All of that said, you might like the recipe for this glorious tart, which normally takes about 10 minutes to prepare and is quite easy and VERY delicious. Here it is.

Bourbon Walnut Tart
1 pie crust
1.5 c chopped walnuts
1.5 c brown sugar or grated chancaca or muscovado sugar
0.5 c softened butter
2 eggs
2 T bourbon
2 T whipping cream
1 T very good vanilla (don't bother if you only have imitation)
1 T flour
0.5 t salt--only if the nuts you use are unsalted

Spread the walnuts of the bottom of the crust which has been installed into a tart or pie pan. Throughly blend the remaining ingredients and pour over the nuts, moving them around a bit to make sure there aren't any air bubbles. Bake at 350 F/170 C for 35-60 minutes (really depends on the oven and ingredients) or until the tart doesn't jiggle anymore when you move it. Let it cool and enjoy with unsweetened whipped cream (trust me it doesn't need any more sugar!)
Recipe (c) 2009 Stefanie Niery Party

Saturday, October 10, 2009

5 surprising things I miss about the US

1. Instantly hot water--the calefon is awesome for its endless hot water but it takes forever to heat up. Sucky for washing hands.
2. Chicken--specifically awesome Amish chicken.
3. Cops--Specifically the traffic enforcers. I don't even know where to begin about how terrible Chilean drivers are. There are No Rules on the road here and no one enforcing anything like, oh, a speed limit or rules about changing lanes or, I don't know, driving on the curb.
4. Chewing gum--I can only find dinky little packets of 8 tiny pieces. I need a big hunk of bubble gum!
5. Weather forecasts--No one writes a weather forecast for the farm area so every day it's like "Hmm, what should I wear today? How about everything and I'll just take off what I don't need." One day it's 85, the next it's 60.

Sunday, October 4, 2009

Sicky McSickerson

Blah, I'm sick. I've been sick since Wednesday. Being sick sucks in the first place, but it especially sucks when you're away from home, which I still feel like I am. If I were back in Lakewood, I would have spent the last 5 days curled up on the couch with Shady at my head and Mister at my feet, with my computer and one of my myriad books, and bowls of Joe's chicken soup (or better yet... Dad's chicken soup). I'd have whiled away the hours in comfort and warmth, often snuggling up to my "hot stick"-- ie the bean filled bag you toss in the microwave for a few minutes and it stays warm for over an hour.

Instead, Nick and I have been at the Farm since Friday with no central heating and exactly one book. (I could only fit 5 in my luggage so I have to limit myself to one book a week, and even then I'll have to find 1-3 more here to fill up the rest of the time...) I'd make my own hot stick except there's no microwave here either. Aaaaand the kitties are back in Santiago. So it has been a bit rough. The best part, though, is the bed warmer. Whoever invented such a device deserves a Nobel Prize for Comfort.

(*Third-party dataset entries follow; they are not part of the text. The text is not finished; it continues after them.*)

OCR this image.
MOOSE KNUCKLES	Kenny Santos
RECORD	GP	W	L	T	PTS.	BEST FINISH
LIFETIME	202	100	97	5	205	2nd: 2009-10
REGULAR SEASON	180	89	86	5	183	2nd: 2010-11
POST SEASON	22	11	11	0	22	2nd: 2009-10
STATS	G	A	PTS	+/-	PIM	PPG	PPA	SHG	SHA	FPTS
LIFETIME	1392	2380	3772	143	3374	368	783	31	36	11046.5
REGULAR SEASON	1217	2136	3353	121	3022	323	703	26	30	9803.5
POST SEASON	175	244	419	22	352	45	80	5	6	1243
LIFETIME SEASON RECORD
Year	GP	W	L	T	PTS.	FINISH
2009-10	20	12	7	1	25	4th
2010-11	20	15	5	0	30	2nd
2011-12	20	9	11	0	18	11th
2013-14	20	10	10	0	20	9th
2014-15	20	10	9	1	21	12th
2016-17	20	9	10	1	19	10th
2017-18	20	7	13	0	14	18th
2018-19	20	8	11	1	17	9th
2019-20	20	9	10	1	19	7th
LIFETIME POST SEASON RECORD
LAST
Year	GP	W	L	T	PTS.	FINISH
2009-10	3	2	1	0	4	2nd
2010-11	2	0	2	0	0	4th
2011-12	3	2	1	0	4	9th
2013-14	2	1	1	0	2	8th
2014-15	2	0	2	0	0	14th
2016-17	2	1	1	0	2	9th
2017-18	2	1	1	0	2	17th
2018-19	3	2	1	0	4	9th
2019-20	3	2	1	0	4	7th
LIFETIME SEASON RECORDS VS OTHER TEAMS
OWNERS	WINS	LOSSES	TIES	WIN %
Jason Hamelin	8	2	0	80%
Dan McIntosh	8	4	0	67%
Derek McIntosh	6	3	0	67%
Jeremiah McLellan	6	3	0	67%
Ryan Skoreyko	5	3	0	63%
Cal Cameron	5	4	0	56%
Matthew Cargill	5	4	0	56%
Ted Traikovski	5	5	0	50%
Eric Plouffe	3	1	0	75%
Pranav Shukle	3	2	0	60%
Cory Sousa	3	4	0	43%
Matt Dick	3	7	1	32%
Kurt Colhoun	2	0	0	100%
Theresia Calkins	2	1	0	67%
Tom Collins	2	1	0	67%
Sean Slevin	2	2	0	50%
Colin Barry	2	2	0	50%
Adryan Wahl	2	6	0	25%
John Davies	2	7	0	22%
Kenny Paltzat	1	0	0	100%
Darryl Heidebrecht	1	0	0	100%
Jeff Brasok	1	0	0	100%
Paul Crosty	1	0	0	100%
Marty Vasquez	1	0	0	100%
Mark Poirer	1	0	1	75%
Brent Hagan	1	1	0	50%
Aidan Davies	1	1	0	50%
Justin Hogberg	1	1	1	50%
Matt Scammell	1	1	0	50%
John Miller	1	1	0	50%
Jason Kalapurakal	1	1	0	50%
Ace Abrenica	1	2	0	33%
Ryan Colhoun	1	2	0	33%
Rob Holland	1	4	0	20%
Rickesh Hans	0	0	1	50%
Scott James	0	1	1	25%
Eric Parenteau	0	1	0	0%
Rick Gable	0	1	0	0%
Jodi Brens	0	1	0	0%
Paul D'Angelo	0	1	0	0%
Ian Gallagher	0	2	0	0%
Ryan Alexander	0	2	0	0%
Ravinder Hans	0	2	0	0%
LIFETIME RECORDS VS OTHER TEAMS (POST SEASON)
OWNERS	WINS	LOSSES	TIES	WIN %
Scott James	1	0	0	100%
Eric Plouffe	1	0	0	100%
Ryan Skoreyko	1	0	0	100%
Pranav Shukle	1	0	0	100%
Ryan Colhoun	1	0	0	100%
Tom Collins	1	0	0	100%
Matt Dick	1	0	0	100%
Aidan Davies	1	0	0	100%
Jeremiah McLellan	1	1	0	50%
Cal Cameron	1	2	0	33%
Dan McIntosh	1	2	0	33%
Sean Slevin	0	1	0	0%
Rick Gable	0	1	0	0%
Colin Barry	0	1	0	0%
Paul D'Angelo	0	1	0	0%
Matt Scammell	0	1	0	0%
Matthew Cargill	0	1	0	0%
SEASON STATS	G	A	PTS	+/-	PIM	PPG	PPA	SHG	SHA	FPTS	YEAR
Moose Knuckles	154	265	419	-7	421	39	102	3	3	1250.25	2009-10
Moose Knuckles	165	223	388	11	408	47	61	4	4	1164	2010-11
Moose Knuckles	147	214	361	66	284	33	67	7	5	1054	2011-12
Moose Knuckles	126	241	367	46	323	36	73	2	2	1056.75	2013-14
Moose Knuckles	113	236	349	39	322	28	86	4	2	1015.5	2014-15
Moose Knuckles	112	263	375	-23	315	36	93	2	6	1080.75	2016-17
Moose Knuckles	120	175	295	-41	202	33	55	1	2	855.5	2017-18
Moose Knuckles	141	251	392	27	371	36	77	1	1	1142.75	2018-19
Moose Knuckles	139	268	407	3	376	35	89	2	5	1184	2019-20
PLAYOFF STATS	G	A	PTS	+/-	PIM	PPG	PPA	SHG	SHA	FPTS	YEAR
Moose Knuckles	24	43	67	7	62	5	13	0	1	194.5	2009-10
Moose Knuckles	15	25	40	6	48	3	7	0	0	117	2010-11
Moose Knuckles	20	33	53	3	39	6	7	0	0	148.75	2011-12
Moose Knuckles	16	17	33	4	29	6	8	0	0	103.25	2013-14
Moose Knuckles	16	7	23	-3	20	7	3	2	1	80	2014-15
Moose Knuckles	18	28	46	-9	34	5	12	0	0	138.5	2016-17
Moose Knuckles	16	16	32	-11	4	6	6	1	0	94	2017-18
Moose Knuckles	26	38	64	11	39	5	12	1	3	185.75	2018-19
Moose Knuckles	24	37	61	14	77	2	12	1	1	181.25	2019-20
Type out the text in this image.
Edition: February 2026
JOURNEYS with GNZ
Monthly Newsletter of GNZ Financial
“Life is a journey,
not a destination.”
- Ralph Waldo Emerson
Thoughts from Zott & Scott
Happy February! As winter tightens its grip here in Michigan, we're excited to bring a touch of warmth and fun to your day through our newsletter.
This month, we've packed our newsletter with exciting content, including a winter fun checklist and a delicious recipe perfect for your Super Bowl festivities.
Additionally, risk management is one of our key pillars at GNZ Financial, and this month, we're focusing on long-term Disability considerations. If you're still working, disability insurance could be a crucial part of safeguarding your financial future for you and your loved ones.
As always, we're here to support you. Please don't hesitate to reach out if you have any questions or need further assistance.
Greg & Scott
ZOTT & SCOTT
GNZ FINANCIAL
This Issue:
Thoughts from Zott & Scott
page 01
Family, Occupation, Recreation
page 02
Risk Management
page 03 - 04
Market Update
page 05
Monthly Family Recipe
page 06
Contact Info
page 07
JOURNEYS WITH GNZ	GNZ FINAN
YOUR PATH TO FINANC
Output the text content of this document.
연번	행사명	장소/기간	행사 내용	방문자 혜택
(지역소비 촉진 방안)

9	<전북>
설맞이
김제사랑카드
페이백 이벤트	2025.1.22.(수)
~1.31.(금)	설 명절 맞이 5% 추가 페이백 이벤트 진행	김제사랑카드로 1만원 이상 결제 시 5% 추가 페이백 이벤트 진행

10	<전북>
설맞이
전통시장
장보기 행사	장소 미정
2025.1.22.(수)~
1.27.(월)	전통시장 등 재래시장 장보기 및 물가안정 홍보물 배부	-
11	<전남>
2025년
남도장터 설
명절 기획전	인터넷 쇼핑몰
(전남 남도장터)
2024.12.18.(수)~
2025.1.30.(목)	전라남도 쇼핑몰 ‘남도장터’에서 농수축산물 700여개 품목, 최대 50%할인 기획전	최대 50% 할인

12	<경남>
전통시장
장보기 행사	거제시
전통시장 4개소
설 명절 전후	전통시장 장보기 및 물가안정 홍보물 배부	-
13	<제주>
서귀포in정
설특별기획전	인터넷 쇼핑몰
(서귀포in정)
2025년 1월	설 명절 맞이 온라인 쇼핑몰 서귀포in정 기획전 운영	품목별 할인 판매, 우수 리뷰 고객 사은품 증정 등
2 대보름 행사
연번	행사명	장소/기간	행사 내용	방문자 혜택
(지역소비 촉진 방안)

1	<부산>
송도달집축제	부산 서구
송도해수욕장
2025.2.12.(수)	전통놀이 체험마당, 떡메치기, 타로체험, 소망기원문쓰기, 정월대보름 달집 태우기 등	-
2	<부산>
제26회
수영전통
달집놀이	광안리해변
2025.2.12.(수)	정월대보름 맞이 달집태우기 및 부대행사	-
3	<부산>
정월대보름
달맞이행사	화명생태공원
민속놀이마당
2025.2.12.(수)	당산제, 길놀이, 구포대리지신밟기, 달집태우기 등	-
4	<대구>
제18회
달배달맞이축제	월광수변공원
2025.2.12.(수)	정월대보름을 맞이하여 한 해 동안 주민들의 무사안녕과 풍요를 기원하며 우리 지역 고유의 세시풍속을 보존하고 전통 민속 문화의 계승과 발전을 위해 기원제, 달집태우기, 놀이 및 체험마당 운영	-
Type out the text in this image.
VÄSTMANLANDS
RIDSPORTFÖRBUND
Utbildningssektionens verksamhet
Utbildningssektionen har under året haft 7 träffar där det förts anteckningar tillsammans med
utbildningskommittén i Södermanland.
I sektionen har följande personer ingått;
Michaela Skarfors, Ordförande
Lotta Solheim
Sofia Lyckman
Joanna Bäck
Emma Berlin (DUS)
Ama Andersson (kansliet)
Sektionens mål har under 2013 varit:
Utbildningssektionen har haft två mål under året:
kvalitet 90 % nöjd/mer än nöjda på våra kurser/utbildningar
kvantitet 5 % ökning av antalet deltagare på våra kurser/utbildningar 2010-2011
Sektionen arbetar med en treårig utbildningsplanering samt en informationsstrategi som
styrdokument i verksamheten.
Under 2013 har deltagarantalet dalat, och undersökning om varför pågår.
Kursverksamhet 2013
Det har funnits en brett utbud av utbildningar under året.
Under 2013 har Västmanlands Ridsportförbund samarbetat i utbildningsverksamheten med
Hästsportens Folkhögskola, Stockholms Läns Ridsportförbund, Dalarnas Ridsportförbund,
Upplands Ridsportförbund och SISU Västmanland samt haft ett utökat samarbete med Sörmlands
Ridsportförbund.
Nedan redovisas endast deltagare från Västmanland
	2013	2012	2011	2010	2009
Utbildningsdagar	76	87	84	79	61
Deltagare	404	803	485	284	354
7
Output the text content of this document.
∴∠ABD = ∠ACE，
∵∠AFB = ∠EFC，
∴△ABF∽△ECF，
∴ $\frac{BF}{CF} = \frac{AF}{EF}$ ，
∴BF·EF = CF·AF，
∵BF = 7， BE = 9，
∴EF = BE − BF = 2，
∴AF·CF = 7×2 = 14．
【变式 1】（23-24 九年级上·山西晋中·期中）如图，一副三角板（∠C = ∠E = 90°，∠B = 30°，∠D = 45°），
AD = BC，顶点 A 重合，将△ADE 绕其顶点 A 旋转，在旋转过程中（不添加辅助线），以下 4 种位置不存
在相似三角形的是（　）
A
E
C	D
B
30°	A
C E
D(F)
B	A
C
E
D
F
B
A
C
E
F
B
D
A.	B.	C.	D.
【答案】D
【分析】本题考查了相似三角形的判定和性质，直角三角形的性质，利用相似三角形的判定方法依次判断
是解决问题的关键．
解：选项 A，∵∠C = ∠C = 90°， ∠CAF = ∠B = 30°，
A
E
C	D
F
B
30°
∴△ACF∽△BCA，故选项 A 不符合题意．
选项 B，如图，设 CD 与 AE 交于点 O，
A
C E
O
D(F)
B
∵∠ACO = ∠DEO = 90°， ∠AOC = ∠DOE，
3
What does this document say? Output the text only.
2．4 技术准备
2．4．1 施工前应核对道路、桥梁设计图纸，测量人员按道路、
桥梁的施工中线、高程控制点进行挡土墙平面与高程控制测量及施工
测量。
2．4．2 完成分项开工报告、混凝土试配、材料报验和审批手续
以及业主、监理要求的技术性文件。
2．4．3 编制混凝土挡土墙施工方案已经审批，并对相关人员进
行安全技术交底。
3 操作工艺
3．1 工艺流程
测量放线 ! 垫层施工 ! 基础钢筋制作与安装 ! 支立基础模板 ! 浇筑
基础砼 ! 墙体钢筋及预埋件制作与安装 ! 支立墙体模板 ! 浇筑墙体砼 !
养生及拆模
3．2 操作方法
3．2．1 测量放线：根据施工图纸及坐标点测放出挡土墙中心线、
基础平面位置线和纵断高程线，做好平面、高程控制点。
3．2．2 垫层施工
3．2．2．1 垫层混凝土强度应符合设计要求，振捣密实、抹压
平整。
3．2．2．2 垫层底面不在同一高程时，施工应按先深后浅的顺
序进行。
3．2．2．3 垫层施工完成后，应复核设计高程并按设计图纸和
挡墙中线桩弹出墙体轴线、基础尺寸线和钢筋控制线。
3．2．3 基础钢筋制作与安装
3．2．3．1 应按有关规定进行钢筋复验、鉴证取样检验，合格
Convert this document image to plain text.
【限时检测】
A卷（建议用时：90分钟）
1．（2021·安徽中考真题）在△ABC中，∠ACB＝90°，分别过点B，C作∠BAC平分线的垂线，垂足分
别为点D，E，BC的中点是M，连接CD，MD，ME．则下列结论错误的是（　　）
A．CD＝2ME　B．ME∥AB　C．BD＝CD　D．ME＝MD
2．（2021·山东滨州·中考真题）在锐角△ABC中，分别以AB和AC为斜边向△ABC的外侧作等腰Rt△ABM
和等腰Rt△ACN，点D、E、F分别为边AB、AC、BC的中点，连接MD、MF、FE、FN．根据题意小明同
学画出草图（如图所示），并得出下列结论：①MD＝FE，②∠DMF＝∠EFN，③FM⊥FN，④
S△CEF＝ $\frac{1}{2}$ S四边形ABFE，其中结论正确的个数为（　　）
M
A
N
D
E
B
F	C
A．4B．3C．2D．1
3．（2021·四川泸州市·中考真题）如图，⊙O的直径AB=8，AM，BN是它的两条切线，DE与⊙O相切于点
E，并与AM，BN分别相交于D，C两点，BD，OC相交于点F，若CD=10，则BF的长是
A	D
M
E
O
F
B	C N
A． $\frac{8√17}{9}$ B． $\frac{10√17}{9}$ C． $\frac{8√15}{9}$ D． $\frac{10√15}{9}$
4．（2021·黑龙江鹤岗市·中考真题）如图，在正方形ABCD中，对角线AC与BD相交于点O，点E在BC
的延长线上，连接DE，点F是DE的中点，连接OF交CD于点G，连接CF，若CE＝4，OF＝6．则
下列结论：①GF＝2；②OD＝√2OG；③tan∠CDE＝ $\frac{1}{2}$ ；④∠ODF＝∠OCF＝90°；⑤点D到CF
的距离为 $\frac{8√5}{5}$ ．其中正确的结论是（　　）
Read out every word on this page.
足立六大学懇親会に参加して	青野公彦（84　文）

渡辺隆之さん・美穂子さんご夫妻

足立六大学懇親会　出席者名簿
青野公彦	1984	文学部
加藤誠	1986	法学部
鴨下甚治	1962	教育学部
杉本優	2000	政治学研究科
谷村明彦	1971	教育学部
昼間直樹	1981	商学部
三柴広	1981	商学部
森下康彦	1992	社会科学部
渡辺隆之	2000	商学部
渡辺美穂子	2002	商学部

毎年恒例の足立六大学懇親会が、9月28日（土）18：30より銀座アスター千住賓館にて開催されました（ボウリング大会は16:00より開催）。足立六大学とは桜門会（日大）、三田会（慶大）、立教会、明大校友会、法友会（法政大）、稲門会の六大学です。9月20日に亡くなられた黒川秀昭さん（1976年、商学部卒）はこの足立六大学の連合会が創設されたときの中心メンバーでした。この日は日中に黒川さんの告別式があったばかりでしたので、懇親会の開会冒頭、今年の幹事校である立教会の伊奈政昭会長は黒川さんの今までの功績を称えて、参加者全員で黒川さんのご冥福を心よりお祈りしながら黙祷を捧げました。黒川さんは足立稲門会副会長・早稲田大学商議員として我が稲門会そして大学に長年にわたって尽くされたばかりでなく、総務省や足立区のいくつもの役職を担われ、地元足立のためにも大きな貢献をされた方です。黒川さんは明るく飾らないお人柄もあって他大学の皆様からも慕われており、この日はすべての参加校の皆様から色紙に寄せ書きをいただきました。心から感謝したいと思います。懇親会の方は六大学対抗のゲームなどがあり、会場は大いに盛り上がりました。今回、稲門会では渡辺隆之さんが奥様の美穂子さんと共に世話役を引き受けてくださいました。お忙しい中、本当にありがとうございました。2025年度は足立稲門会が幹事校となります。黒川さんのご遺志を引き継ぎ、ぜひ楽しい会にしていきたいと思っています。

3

While staying at the Farm can sometimes be like glorified camping, the bed warmer keeps it just within the realm of civilization and is the saving grace while I have been sick here. And actually, being sick gives me a reason to stay in it all day :)

What would a good blog be without a recipe? We devised a tasty soup today to help soothe my throat and clear my sinuses, so I thought I'd share it. It probably tastes good even when you're not sick.

Spicy Mushroom Soup
1 pint mushrooms (we just used white but I bet shiitake would be amazing)
1 onion
1/2 liter chicken stock
2 T paprika (we used spicy)
Cayenne pepper to taste
A bit of butter/oil mix for sauteeing

Chop the onion into little bits and begin sauteeing in a tablespoon or so of butter with a drop of oil on it to keep it from browning. Brush off the mushrooms if necessary and then cut into 1/4" cubes. Add them to the onion and continue to sautee everything until it begins to brown and the mushrooms have reabsorbed their liquid. Add the paprika and sautee for another 2-4 minutes. Add the hot chicken stock and simmer for about 10 minutes. Voila! Add the cayenne to taste, although if you use spicy paprika it may not be necessary. You can also serve with a dollop of cream in it.